You Can Get Paid to Train Future Humanoids—If You're Prepared for the Consequences
Released on 05/28/2026
Bored at work?
Life feeling emptier than usual?
Interested in preparing the ground
for robots to potentially replace you?
Hi, Reece Rogers and you, like me,
can earn literally tens of dollars
by recording first person videos to train humanoids to
scrub dishes, fold laundry,
pour drinks,
and slice organic cucumbers
after signing up for three platforms,
Kled, Luel,
and Waffle Video.
I performed data collection from the comfort of my apartment
for a full week,
making sure the iPhones strapped to my forehead
could capture all 10 of my fingers.
The videos help companies building robots
improve their AI models.
These paper specific clips known as egocentric data
can be critical for fine tuning machines
to excel at real world tasks
and are in such high demand
that some investors estimate
leading companies will purchase hundreds
of millions of hours from third party suppliers
over the next few years.
Egocentric data collection is already blooming
among gig workers in countries like India.
Avi Patel, the 22-year-old founder of Kled,
which says it has over 300,000 users worldwide,
told me that he wants every person on the planet
to be recording themselves doing the dishes.

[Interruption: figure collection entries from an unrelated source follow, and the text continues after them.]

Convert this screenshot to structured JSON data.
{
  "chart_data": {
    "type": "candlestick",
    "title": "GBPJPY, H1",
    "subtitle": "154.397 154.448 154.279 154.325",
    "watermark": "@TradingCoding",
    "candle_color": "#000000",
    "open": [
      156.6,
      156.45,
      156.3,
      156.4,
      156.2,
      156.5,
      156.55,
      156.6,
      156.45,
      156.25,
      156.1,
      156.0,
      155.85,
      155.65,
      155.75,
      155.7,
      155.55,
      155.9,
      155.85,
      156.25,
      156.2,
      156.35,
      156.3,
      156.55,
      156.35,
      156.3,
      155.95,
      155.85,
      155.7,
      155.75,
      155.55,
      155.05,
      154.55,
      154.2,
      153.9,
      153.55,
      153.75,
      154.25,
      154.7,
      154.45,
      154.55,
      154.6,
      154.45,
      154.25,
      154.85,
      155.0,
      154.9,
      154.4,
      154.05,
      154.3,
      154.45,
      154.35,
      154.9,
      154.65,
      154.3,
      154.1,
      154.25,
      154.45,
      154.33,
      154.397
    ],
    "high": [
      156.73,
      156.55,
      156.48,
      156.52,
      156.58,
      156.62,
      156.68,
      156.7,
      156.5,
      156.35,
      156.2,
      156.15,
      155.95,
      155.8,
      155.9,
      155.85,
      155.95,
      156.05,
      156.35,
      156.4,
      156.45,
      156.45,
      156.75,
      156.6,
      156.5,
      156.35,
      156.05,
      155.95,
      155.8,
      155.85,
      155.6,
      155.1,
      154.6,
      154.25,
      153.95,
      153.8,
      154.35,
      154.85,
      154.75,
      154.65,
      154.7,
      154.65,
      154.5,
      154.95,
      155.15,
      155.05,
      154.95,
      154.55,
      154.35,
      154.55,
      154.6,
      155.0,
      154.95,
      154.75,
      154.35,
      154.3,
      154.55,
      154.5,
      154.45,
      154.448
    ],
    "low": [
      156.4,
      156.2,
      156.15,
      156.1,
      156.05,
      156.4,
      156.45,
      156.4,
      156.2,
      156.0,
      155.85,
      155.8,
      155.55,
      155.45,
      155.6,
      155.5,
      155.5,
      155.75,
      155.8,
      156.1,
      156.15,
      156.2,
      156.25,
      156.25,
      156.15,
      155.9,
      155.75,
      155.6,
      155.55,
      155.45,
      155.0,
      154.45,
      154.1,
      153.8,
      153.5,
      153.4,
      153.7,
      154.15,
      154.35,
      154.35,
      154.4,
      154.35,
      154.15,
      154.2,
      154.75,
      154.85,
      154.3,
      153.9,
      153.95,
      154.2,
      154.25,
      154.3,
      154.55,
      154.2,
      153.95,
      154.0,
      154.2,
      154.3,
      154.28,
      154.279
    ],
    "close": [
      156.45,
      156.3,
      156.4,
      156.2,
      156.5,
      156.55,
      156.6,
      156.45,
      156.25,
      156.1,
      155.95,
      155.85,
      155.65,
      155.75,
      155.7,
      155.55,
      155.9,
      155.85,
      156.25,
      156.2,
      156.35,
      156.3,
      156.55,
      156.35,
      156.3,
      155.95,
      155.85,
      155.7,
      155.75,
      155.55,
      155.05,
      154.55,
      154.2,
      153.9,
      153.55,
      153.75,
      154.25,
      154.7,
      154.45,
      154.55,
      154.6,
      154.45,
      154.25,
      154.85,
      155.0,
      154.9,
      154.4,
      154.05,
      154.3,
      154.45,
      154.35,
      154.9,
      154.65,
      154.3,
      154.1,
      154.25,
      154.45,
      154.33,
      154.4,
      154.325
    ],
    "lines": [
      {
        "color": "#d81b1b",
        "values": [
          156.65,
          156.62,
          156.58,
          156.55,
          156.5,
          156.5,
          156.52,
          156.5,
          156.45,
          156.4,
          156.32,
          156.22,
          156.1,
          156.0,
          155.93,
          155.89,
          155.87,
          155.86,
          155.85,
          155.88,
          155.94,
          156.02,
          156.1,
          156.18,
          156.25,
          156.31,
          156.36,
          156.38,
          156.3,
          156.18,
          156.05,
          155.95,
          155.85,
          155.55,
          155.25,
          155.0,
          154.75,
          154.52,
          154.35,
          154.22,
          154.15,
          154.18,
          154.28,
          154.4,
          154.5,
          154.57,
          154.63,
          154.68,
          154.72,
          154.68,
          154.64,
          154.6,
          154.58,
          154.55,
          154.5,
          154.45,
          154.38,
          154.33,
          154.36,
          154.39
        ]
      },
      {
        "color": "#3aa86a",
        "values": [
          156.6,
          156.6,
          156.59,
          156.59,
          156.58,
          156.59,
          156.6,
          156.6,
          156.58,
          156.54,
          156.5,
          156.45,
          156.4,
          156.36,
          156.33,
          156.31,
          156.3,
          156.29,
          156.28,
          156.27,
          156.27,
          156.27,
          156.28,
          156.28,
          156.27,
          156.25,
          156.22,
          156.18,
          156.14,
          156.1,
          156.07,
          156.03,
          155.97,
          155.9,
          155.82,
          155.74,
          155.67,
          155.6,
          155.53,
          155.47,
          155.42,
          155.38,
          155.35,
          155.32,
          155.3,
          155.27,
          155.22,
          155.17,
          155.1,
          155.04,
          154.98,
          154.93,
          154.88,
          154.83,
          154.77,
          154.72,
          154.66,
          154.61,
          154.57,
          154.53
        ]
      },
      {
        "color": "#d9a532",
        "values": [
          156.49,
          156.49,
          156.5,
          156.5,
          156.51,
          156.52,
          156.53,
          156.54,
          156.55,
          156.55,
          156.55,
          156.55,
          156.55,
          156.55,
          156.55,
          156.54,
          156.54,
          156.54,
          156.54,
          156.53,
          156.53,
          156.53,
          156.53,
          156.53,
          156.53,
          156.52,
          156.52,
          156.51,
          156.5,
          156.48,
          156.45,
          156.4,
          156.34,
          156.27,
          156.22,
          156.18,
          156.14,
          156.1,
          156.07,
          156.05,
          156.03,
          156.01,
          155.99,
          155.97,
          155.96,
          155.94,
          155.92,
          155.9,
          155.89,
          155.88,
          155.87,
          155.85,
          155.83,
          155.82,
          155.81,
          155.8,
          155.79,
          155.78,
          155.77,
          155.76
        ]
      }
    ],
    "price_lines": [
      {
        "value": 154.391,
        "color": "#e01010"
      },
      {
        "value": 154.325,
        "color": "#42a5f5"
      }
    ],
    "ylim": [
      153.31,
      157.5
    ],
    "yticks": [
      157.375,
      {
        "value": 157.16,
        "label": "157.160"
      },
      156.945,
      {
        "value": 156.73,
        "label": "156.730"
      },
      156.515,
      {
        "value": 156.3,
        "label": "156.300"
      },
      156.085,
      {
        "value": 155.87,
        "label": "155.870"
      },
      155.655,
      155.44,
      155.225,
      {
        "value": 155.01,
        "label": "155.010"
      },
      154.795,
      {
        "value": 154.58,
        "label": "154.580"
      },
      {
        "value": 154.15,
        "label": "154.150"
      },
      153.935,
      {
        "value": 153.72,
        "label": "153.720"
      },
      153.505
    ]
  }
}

The top earner on Kled, Patel says,
is a truck driver earning 8,000 a month
by sharing his dashcam footage
and submitting pictures of potholes.
As for my efforts across all platforms,
I earned the princely sum of $21.55 cents
from a week of filming household chores
and uploading more than 100 videos.
On the plus side,
my apartment has never been this clean,
and somewhere a baby robot is a tiny bit smarter.